The IEA in a shortened monthly Oil Market report commented “Today, having cut costs dramatically, US producers are enjoying a second wave of growth so extraordinary that in 2018 their increase in liquids production could equal global demand growth.” This could pose problems for the cartel with Iran, as well as Russia, straining at the leash.
As mentioned in an article on Bloomberg. “A massive week-on-week jump of 332,000 barrels a day must be treated with caution, though. U.S. drillers didn’t have a sudden rush of enthusiasm as WTI prices broke through a psychological $65 ceiling. Rather, the weekly data, which aren’t revised retrospectively, are catching up with monthly estimates that give a more accurate picture of output.”
Saudi Arabia appears to be caught between a rock and a hard place as falling prices could affect its IPO, thereby preventing it from applying its previous strategy of flooding the market.
The API data too failed to provide an cheer to bullish traders with both crude as well as products reporting significant draws. Given that the market expected a draw in distillates, the report is quite bearish.
If this report is confirmed by the DOE, the market will need a very weak dollar to sustain at these levels or climb.
The physical Asian naphtha crack recovered marginally to settle at $ 67.05 /MT yesterday.
Naphtha arriving in Asia this month from the West including Europe and the Meditararean are estimated at 1.5 to 1.6 million tonnes. For two straight months this year, the monthly volumes have been higher than 2017’s monthly average at about 1.2 million tonnes. Cargoes arriving this month from the Middle East were seen at 2.6 to 2.7 million tonnes, up slightly from January’s volume at about 2.4 to 2.5 million tonne.
The balance February paper naphtha crack is higher at $ 0.35 /bbl as is the March crack at $ 0.40 /bbl
Asia’s gasoline crack fell to a 2-1/2 week low of $7.69 a barrel as deals came to a standstill in the Singapore cash market following a recent buying spree by Singapore trader Hin Leong.

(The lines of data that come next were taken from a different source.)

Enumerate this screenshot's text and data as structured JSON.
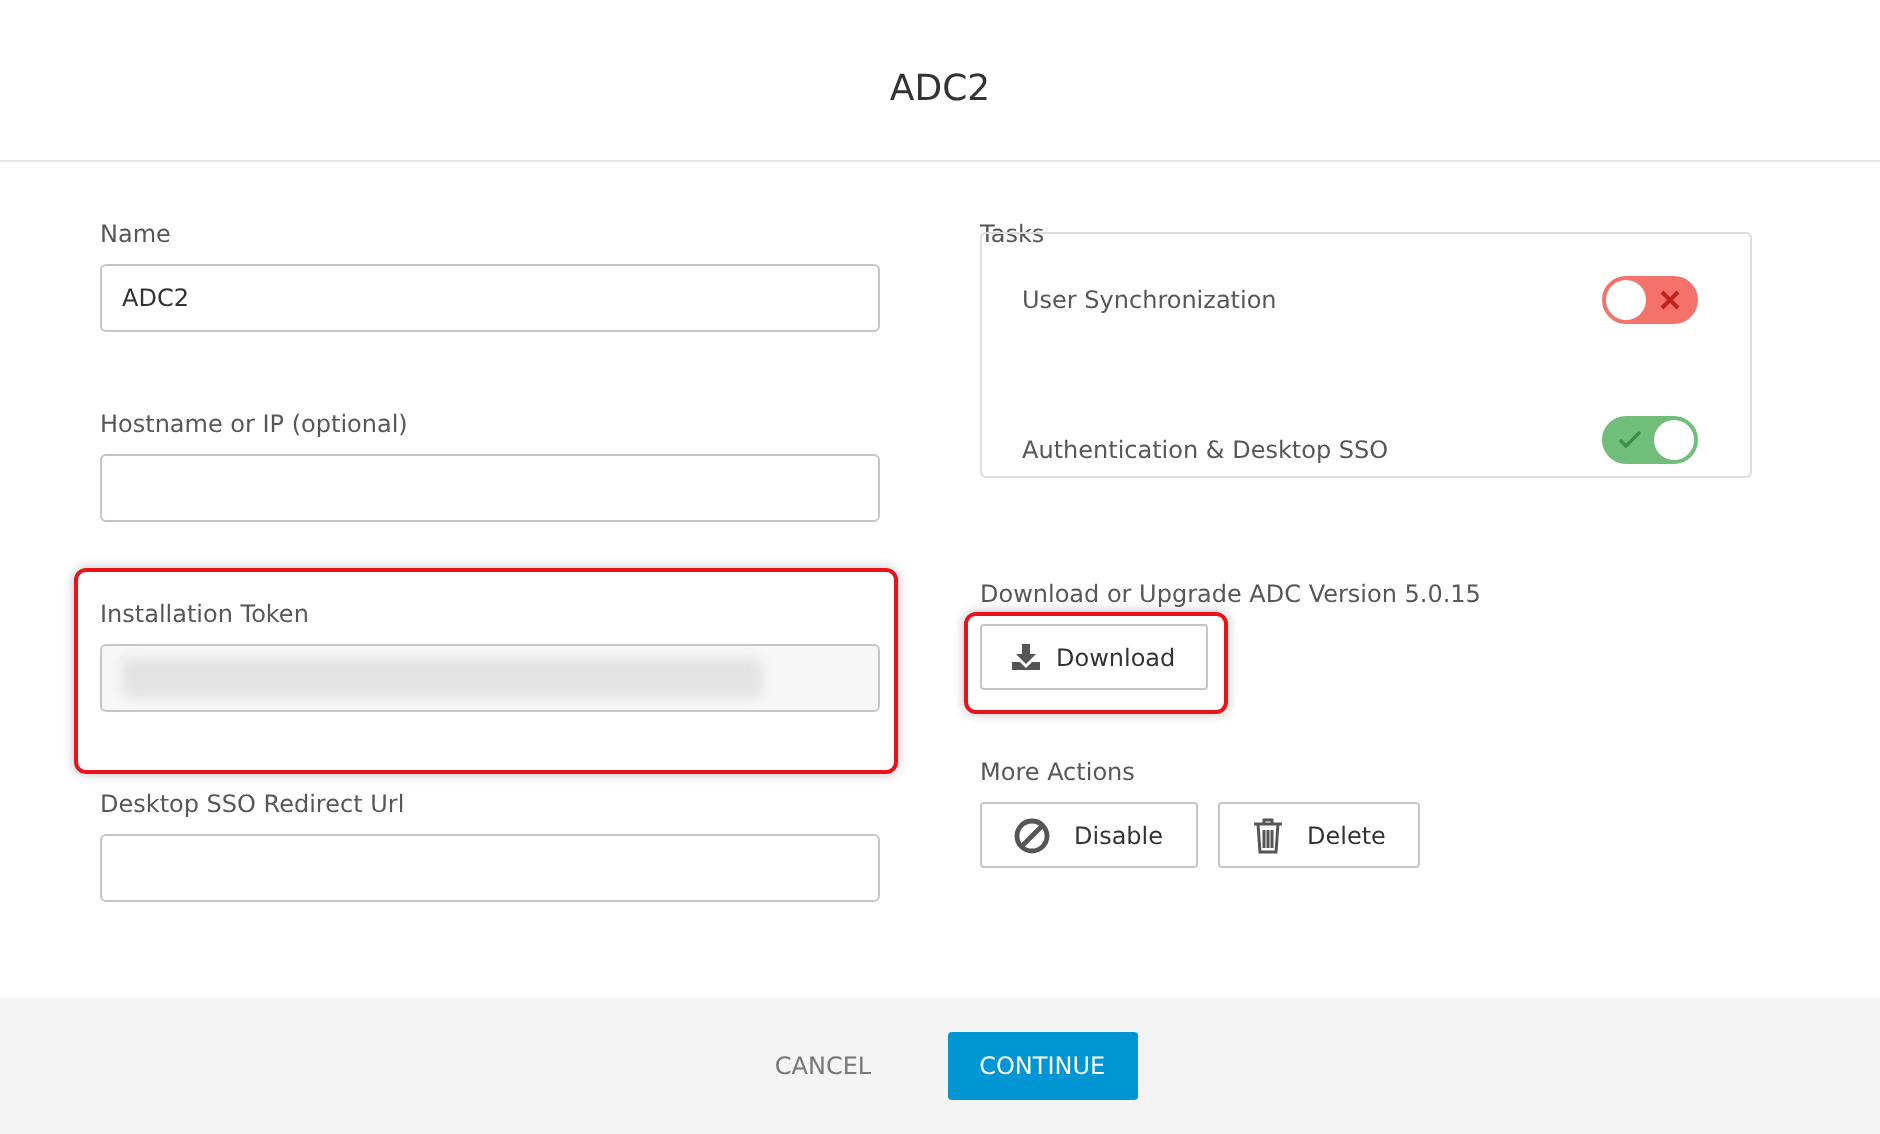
{
  "dialog": {
    "title": "ADC2"
  },
  "fields": [
    {
      "label": "Name",
      "value": "ADC2",
      "redacted": false,
      "highlighted": false
    },
    {
      "label": "Hostname or IP (optional)",
      "redacted": false,
      "highlighted": false
    },
    {
      "label": "Installation Token",
      "redacted": true,
      "highlighted": true
    },
    {
      "label": "Desktop SSO Redirect Url",
      "redacted": false,
      "highlighted": false
    }
  ],
  "tasks": {
    "label": "Tasks",
    "items": [
      {
        "label": "User Synchronization",
        "on": false
      },
      {
        "label": "Authentication & Desktop SSO",
        "on": true
      }
    ]
  },
  "download": {
    "label": "Download or Upgrade ADC Version 5.0.15",
    "button": "Download",
    "highlighted": true
  },
  "more_actions": {
    "label": "More Actions",
    "buttons": [
      {
        "kind": "disable",
        "label": "Disable"
      },
      {
        "kind": "delete",
        "label": "Delete"
      }
    ]
  },
  "footer": {
    "buttons": [
      {
        "label": "CANCEL",
        "kind": "secondary"
      },
      {
        "label": "CONTINUE",
        "kind": "primary"
      }
    ]
  }
}
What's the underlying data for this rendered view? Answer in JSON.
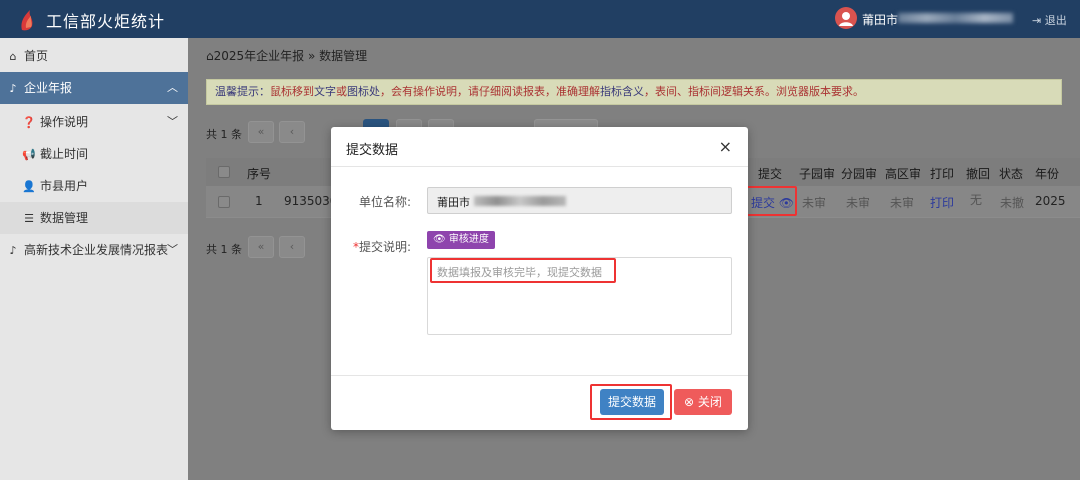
{
  "header": {
    "app_title": "工信部火炬统计",
    "user_name": "莆田市",
    "logout_label": "退出",
    "accent": "#213f63"
  },
  "sidebar": {
    "items": [
      {
        "icon": "home-icon",
        "label": "首页"
      },
      {
        "icon": "bell-icon",
        "label": "企业年报"
      },
      {
        "icon": "question-circle-icon",
        "label": "操作说明"
      },
      {
        "icon": "bullhorn-icon",
        "label": "截止时间"
      },
      {
        "icon": "user-icon",
        "label": "市县用户"
      },
      {
        "icon": "list-icon",
        "label": "数据管理"
      },
      {
        "icon": "bell-icon",
        "label": "高新技术企业发展情况报表"
      }
    ]
  },
  "main": {
    "breadcrumb": "2025年企业年报 » 数据管理",
    "tip": {
      "prefix": "温馨提示：",
      "text1": "鼠标移到",
      "text2": "文字",
      "text3": "或",
      "text4": "图标处",
      "text5": "，会有操作说明，请仔细阅读报表，准确理解",
      "text6": "指标含义",
      "text7": "，表间、指标间逻辑关系。浏览器版本要求。"
    },
    "pager_count": "共 1 条",
    "pager_first": "«",
    "pager_prev": "‹",
    "table": {
      "headers": [
        "序号",
        "提交",
        "子园审",
        "分园审",
        "高区审",
        "打印",
        "撤回",
        "状态",
        "年份"
      ],
      "row": {
        "index": "1",
        "code": "9135030",
        "submit": "提交",
        "sub_park": "未审",
        "branch_park": "未审",
        "high_zone": "未审",
        "print": "打印",
        "withdraw": "无",
        "status": "未撤",
        "year": "2025"
      }
    }
  },
  "modal": {
    "title": "提交数据",
    "close_symbol": "×",
    "unit_label": "单位名称:",
    "unit_value": "莆田市",
    "desc_label": "提交说明:",
    "required_mark": "*",
    "progress_button": "审核进度",
    "desc_placeholder": "数据填报及审核完毕，现提交数据",
    "submit_button": "提交数据",
    "close_button": "关闭"
  }
}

The balance February paper 92 Ron gasoline crack has sunk to $ 10.50 /bbl with March also down at $ 10.95 /bbl
Asia’s jet fuel cash premium to Singapore benchmark prices extended gains to $1.10 a barrel on Tuesday, the highest in more than five years. Demand for air travel and the need for kerosene for heating in Japan have supported the market. After the cold season passes, refineries in North Asia will begin maintenance and this will impact supplies.

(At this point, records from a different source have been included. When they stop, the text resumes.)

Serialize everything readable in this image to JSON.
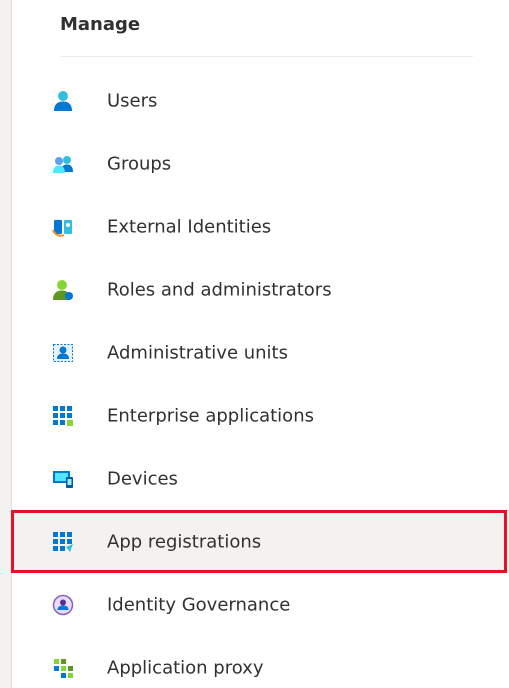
{
  "section": {
    "title": "Manage"
  },
  "nav": {
    "items": [
      {
        "label": "Users",
        "icon": "user-icon"
      },
      {
        "label": "Groups",
        "icon": "groups-icon"
      },
      {
        "label": "External Identities",
        "icon": "external-identities-icon"
      },
      {
        "label": "Roles and administrators",
        "icon": "roles-icon"
      },
      {
        "label": "Administrative units",
        "icon": "admin-units-icon"
      },
      {
        "label": "Enterprise applications",
        "icon": "enterprise-apps-icon"
      },
      {
        "label": "Devices",
        "icon": "devices-icon"
      },
      {
        "label": "App registrations",
        "icon": "app-registrations-icon",
        "selected": true
      },
      {
        "label": "Identity Governance",
        "icon": "identity-governance-icon"
      },
      {
        "label": "Application proxy",
        "icon": "application-proxy-icon"
      }
    ]
  },
  "colors": {
    "primary": "#0078d4",
    "highlight_border": "#e81123",
    "selected_bg": "#f3f2f1",
    "text": "#323130"
  }
}
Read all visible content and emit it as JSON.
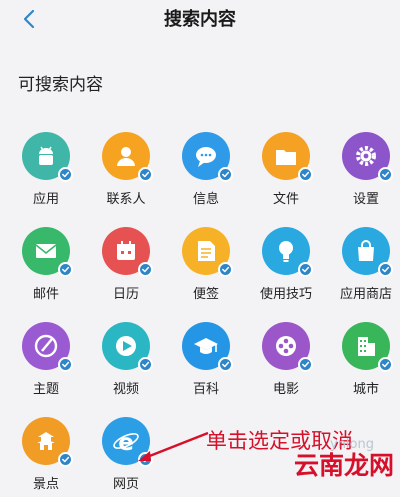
{
  "header": {
    "title": "搜索内容"
  },
  "section": {
    "title": "可搜索内容"
  },
  "items": [
    {
      "label": "应用",
      "color": "#3fb6a8",
      "icon": "android-icon"
    },
    {
      "label": "联系人",
      "color": "#f6a322",
      "icon": "contact-icon"
    },
    {
      "label": "信息",
      "color": "#2f9ae8",
      "icon": "message-icon"
    },
    {
      "label": "文件",
      "color": "#f4a124",
      "icon": "folder-icon"
    },
    {
      "label": "设置",
      "color": "#8c55c9",
      "icon": "gear-icon"
    },
    {
      "label": "邮件",
      "color": "#38b86b",
      "icon": "mail-icon"
    },
    {
      "label": "日历",
      "color": "#e65152",
      "icon": "calendar-icon"
    },
    {
      "label": "便签",
      "color": "#f6b126",
      "icon": "note-icon"
    },
    {
      "label": "使用技巧",
      "color": "#2aa8e0",
      "icon": "bulb-icon"
    },
    {
      "label": "应用商店",
      "color": "#2aa8e0",
      "icon": "shopping-bag-icon"
    },
    {
      "label": "主题",
      "color": "#9a5ad2",
      "icon": "brush-icon"
    },
    {
      "label": "视频",
      "color": "#2ab6c2",
      "icon": "play-icon"
    },
    {
      "label": "百科",
      "color": "#2596e6",
      "icon": "graduation-cap-icon"
    },
    {
      "label": "电影",
      "color": "#9b56c9",
      "icon": "film-reel-icon"
    },
    {
      "label": "城市",
      "color": "#39b55a",
      "icon": "building-icon"
    },
    {
      "label": "景点",
      "color": "#f19c25",
      "icon": "pagoda-icon"
    },
    {
      "label": "网页",
      "color": "#2c9ee6",
      "icon": "browser-e-icon"
    }
  ],
  "annotation": {
    "text": "单击选定或取消"
  },
  "watermark": {
    "big": "云南龙网",
    "small": "ynlong"
  },
  "colors": {
    "badge": "#2e86c9",
    "annotation": "#d6102a",
    "background": "#f3f3f5"
  }
}
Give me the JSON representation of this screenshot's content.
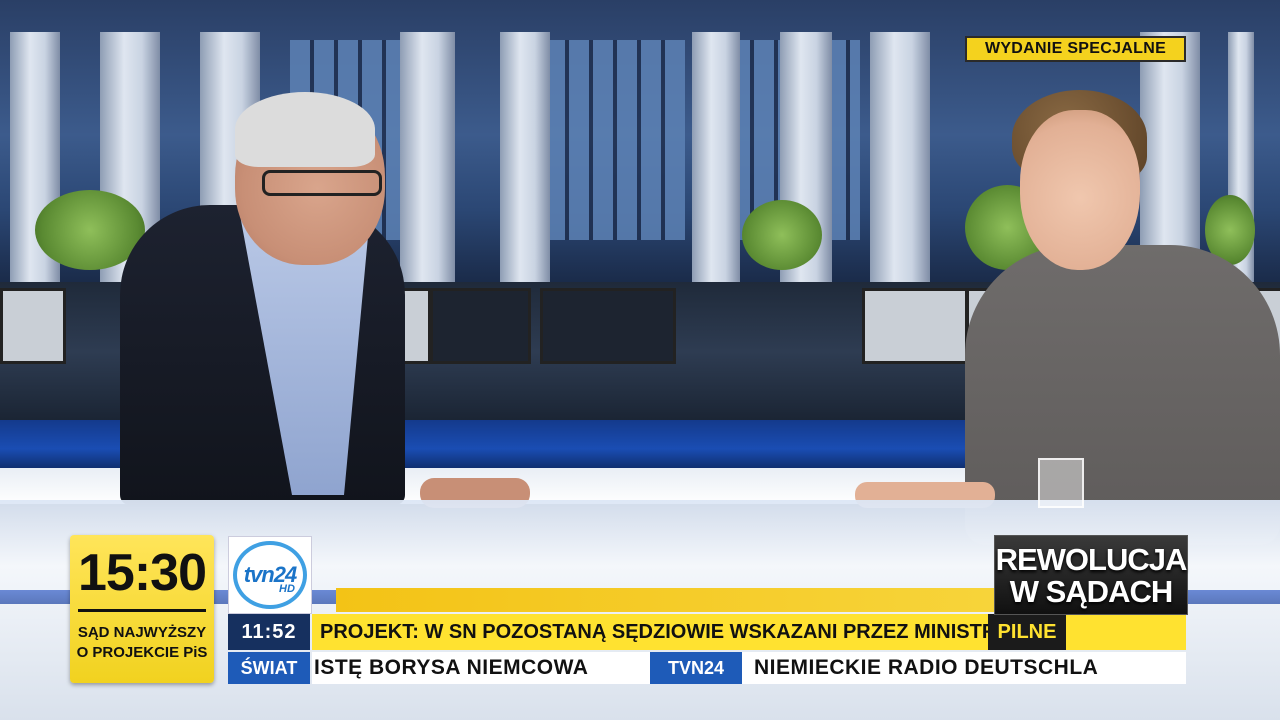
{
  "badge": {
    "label": "WYDANIE SPECJALNE"
  },
  "clock": {
    "time": "15:30",
    "caption_line1": "SĄD NAJWYŻSZY",
    "caption_line2": "O PROJEKCIE PiS"
  },
  "channel_logo": {
    "text": "tvn24",
    "suffix": "HD"
  },
  "headline_bar": {
    "time": "11:52",
    "text": "PROJEKT: W SN POZOSTANĄ SĘDZIOWIE WSKAZANI PRZEZ MINISTRA SPRAW",
    "urgent_label": "PILNE"
  },
  "ticker": {
    "section_label": "ŚWIAT",
    "item1": "ISTĘ BORYSA NIEMCOWA",
    "badge": "TVN24",
    "item2": "NIEMIECKIE RADIO DEUTSCHLA"
  },
  "program_promo": {
    "line1": "REWOLUCJA",
    "line2": "W SĄDACH"
  },
  "colors": {
    "ticker_yellow": "#ffe230",
    "ticker_blue": "#1e5bb8",
    "time_box_navy": "#16305f",
    "badge_yellow": "#f4d21e"
  }
}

The balance February paper gasoil crack has also plummeted to $ 13.35 /bbl. The 10 ppm crack is at $ 14.05 /bbl. The February regrade has also dropped to $ 0.95 /bbl today.
The March paper gasoil crack is valued at $ 13.45 /bbl. The 10 ppm crack is at $ 14.15 /bbl. The March regrade is valued higher at $ 0.45 /bbl today.
Asia’s front-month high-sulphur fuel oil crack narrowed its discount to Brent crude on Tuesday for a third straight session, boosted by falling crude oil prices since the start of February. At close of market yesterday, the March crack to Brent was quoting at nearly 85 cents higher than on Monday.
The February 180 cst crack is valued marginally higher at -$ 3.20 /bbl. The visco spread is unchanged at $ 0.85 / bbl.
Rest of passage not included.